2If atmospheric conditions make the specified clearances impractical, the clearances may be increased by a maximum of 25 mm. (1 in.)
Table 4
Rubber Insulating Equipment
Voltage Requirements
Class of
equipment
Maximum use
voltage1 a-c-rms
Retest voltage2
a-c-rms
Retest voltage2
d-c-rms
0
1,000
 
5,000
 
20,000
1
7,500
 
10,000
 
40,000
2
17,000
 
20,000
 
50,000
3
26,500
 
30,000
 
60,000
4
36,000
 
40,000
 
70,000
Note: Rubber gloves shall only be used on voltages of 5000 volts phase to phase or less.

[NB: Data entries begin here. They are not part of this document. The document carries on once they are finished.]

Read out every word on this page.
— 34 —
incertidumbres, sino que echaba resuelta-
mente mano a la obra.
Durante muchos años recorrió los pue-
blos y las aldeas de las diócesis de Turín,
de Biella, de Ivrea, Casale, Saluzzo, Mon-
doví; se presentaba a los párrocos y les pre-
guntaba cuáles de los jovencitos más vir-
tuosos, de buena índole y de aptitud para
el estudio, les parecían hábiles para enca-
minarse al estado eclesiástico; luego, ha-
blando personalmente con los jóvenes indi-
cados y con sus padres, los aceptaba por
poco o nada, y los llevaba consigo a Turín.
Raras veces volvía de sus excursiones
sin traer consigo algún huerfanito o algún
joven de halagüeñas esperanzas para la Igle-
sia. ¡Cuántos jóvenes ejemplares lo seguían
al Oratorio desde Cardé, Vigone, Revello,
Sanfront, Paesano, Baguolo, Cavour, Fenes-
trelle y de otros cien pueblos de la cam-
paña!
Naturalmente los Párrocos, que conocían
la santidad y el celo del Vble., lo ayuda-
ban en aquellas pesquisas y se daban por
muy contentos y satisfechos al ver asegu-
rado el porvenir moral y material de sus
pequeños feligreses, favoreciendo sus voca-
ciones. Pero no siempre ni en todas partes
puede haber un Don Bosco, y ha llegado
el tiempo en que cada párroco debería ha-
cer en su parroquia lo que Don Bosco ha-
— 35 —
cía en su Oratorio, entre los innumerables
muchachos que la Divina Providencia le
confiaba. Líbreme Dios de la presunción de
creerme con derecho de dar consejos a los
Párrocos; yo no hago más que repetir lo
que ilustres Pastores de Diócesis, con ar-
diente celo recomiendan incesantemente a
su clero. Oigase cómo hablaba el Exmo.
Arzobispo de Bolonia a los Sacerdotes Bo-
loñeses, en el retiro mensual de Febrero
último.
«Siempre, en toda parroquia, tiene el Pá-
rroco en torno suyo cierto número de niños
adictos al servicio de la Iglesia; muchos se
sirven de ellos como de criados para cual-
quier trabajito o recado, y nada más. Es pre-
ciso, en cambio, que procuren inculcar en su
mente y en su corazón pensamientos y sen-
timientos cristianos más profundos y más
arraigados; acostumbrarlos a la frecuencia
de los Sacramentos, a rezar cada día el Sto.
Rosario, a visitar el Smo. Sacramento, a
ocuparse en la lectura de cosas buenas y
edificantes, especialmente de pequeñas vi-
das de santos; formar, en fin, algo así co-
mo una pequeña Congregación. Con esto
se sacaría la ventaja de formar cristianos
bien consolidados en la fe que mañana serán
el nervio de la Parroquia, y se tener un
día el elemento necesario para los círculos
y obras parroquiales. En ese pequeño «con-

1The maximum use voltage is the a-c voltage (rms) classification of the protective equipment that designates the maximum nominal design/voltage of the energized system that may be safely worked. The nominal voltage design is equal to the phase-to-phase voltage on multiphase circuits. However, the phase-to-ground potential is considered to be the nominal design/voltage:
(a) If there is no multiphase exposure in a system area and if the voltage exposure is limited to the phase-to-ground potential, or
(b) If the electrical equipment and devices are insulated or isolated or both so that the multiphase exposure on a grounded wye circuit is removed.
2The proof-test voltage shall be applied continuously for at least one minute, but no more than three minutes.
Table 5
Rubber Insulating Equipment Test Intervals
Type of equipment
When to test
Rubber insulating line hose
Upon indication that insulating value is suspect
Rubber insulating covers
Upon indication that insulating value is suspect
Rubber insulating blankets
Before first issue and every 12 months thereafter
Rubber insulating gloves
Before first issue and every 6 months thereafter
Rubber insulating sleeves
Before first issue and every 12 months thereafter
(3) Where switches or fuses of more than 150 volts to ground are not guarded during ordinary operations, suitable insulating floors, mats or platforms must be provided on which the operator must stand while handling the switches.
[WSR 97-09-013, recodified as § 296-307-38018, filed 4/7/97, effective 4/7/97. Statutory Authority: RCW 49.17.040, [49.17.]050 and [49.17.]060. WSR 96-22-048, § 296-306A-38018, filed 10/31/96, effective 12/1/96.]